The de facto standard for performance measurement within the continuous manufacturing environment is overall equipment effectiveness (OEE). OEEs are calculated by measuring availability, production rate and quality rate. These three percentages are multiplied to produce the OEE measure. While it is theoretically possible to keep track of OEEs manually, the reality is that unless an automated system is employed, the quality of the results is often not worth the effort.

Not every aspect of production can, however, be automated as certain downtime reasons cannot be measured using sensors. For such instances the system should allow for operator intervention. A sound automated performance system will capture reasons for downtime using operator input via a touch-screen that provides a list of predefined downtime reasons. Operations cannot resume without the provision of required information. A time threshold will, however, be set so that minor stoppages can still occur.

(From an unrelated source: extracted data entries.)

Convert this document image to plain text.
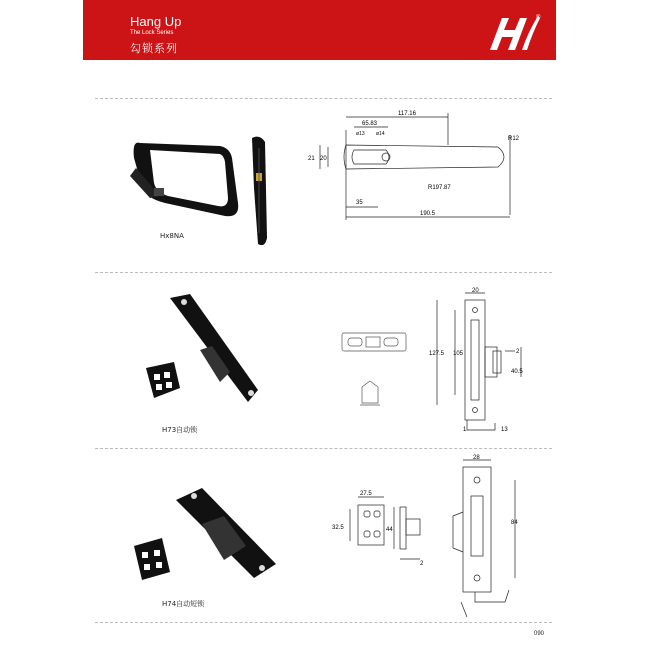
Hang Up
The Lock Series
勾锁系列
®
Hx8NA
117.16
65.83
ø13 ø14
R12
21 20
R197.87
35
190.5
H73自动锁
20
127.5 105	2
40.5
1	13
H74自动短锁
27.5
32.5	44
2
28
84
090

Simply measuring and capturing information is, however, not enough. In today`s competitive environment where flexibility is a non-negotiable, decisions need to be made as problems occur. There is no time to wait for weekly or monthly planning meetings to chart a course of corrective action. Information should be available in real-time over the Internet so that immediate access is possible from anywhere in the world. Management should be able to observe exactly what is occurring on the floor of a factory on the other side of the globe as it happens.

Operating expenses are also significantly influenced by effective asset management. Maintenance costs can constitute as much as 40% of operating expenses. This presents a huge opportunity for improvement, as shaving off even a few percent can have considerable consequences for the bottom line.

Most industries still find themselves in reactive mode - fixing equipment once it breaks down. Besides the obvious cost of lost production time, this haphazard approach also ends up pushing up maintenance expenses. A planned maintenance approach that focuses on prevention rather than cure is crucial. Not only does this present a structured process for issuing reactive and proactive maintenance jobs, but it also ensures the appropriate spares and human resources are available when needed, keeps accurate records of work conducted and notes reasons for equipment failure. This approach saves money in the long term by saving time, eliminating safety stock of spares and human resources and providing the information needed to run a finely tuned operation.

Asset management also reduces cost of sales via waste reduction. When processes continually break down, waste is inevitable. Work in process might become unusable while poor quality at start up can create scrap. Properly operating equipment also reduces the percentage poor quality product that has to be either reworked or rejected.

Asset management can also create shareholder value by reducing fixed asset requirements. New capital expenditure can also be delayed by better maintaining existing equipment and reducing spares.

Current assets are also reduced through the limitation of inventory. Excess inventory is often kept to maintain production when equipment in the production process repeatedly breaks down. This inventory not only costs money, but it takes up valuable storage space and causes a cluttered, unsafe working environment. The more reliable the production process, the less the dependency on safety inventory.

Asset management impacts on every aspect of value determination. With the level of competition in the marketplace constantly increasing, asset management improvement represents an opportunity to break the stranglehold of escalating competition. Yet this is an often-neglected aspect of corporate management, partly because top management is so far removed from the shop floor that it underestimates the inherent value of the discipline.